L’ottusità, per Benjamin, è l’effetto della rimozione radicale della causa del proprio dolore, che rende inadeguata ogni risposta al pericolo ed appartiene alla struttura profonda dell’epoca di riferimento. L’ottusità è una disposizione di spirito, uno stato d’animo, una tonalità affettiva, così come lo sono la violenza, il risentimento, l’umiliazione… in questi casi essi sono ricoperti da un velo spesso di ignoranza e inconsapevolezza che li porta ad agire in modo massificato e primordiale, spostando il reale nell’immaginario e facendo sì che il singolo si immerga nell’odio distorto del collettivo.

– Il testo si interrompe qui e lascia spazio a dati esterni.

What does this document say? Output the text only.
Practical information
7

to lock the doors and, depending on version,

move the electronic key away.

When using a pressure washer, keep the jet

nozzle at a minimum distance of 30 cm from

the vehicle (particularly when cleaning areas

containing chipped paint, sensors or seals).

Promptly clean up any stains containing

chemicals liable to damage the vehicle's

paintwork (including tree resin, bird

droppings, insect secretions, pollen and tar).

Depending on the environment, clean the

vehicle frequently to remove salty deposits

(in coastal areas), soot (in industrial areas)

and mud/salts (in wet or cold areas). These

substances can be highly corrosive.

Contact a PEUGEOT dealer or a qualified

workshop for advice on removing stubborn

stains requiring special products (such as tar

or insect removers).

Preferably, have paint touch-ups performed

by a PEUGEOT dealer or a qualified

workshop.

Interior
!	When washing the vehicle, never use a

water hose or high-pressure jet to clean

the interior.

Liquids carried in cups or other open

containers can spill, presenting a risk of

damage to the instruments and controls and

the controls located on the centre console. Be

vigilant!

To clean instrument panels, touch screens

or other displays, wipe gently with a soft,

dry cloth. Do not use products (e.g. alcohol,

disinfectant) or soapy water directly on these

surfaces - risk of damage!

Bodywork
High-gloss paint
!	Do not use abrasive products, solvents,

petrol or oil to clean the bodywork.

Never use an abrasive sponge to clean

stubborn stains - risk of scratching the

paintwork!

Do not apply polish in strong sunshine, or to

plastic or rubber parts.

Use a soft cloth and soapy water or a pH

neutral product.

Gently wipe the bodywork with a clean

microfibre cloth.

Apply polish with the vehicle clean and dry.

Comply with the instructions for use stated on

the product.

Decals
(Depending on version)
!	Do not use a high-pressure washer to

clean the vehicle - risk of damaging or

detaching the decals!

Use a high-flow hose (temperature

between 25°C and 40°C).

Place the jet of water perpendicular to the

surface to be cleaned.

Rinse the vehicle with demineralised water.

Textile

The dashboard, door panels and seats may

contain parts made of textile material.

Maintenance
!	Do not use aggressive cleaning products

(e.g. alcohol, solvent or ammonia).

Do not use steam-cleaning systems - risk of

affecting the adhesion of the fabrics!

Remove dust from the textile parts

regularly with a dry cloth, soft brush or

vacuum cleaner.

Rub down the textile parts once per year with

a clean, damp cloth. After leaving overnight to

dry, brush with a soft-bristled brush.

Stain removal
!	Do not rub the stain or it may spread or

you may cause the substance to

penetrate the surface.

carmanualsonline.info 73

Il comportamento delle masse è caratterizzato da una «pulsione di massa», che spinge gli individui ad abbandonare le proprie caratteristiche personali e una «pulsione della personalità», responsabile dell’allontanamento di ciascuno dagli altri. La massa oscilla tra il desiderio di espandersi a dismisura e la paura di disintegrarsi, come accade negli episodi di panico in cui si infrange la solidarietà e si cerca di mettersi in salvo[8].
Ogni periodo storico è caratterizzato da una tonalità affettiva dominate, quella della nostra epoca sembra essere proprio l’ottusità, la quale, portando il singolo a sottomettersi agli impulsi collettivi di massa, realizza una regressione arcaica della coscienza che porta ad accettare cose altrimenti inaccettabili, a causa dell’inebriamento irrazionale e la soppressione dell’affettività. L’inconscio sociale si caratterizza, dunque, per il ritorno degli strati più profondi della storia dalla rimozione in cui giacevano latenti.[9]
Federica Ucci
Riferimenti bibliografici e sitografici
- E. Canetti, Massa e potere, Adelphi, Milano, 1981.
- E. Fromm, I cosiddetti sani. La patologia della normalità, Arnoldo Mondadori Editore, Milano, 1996.
- C. G. Jung, Il libro rosso, Liber Novus, Edizione studio, a cura e con introduzione di S. Shamdasani, Bollati Boringhieri, 2012.
- C. G. Jung, Gli archetipi dell’inconscio collettivo, Biblioteca Bollati-Boringhieri, 1934.
- M. Pezzella, Altraparola, L’Inconscio sociale, n.3, Edizioni Efesto, Roma, 2020.
[1] E. Fromm, I cosiddetti sani. La patologia della normalità, Arnoldo Mondadori Editore, Milano, 1996.
[2] C. G. Jung, Il libro rosso, Liber Novus, Edizione studio, a cura e con introduzione di S. Shamdasani, Bollati Boringhieri, 2012.
[3] C. G. Jung, Gli archetipi dell’inconscio collettivo, Biblioteca Bollati-Boringhieri, 1934.
[4] A. Zino, Effe. La faglia umana in Altraparola, L’Inconscio Sociale, n.3 –Maggio 2020, Edizioni Efesto,Roma.
[5] M. Saudino, C. J. Jung, L’inconscio collettivo, gli archetipi e i tipi psicologici, Lezione presente sul canale youtube BarbaSophia, 2021.
[6] Per approfondire si consiglia la visione del video CHE COS’È L’INCONSCIO SOCIALE? – YouTube
[7] Altraparola, L’Inconscio Sociale, n.3 –Maggio 2020, Edizioni Efesto,Roma.
[8] E. Canetti, Massa e potere, Adelphi, Milano, 1981.
[9] M. Pezzella, La distrazione e l’ebbrezza. Note a partire da A senso unico di Walter Benjamin, in Altraparola, 2020, Op. Cit.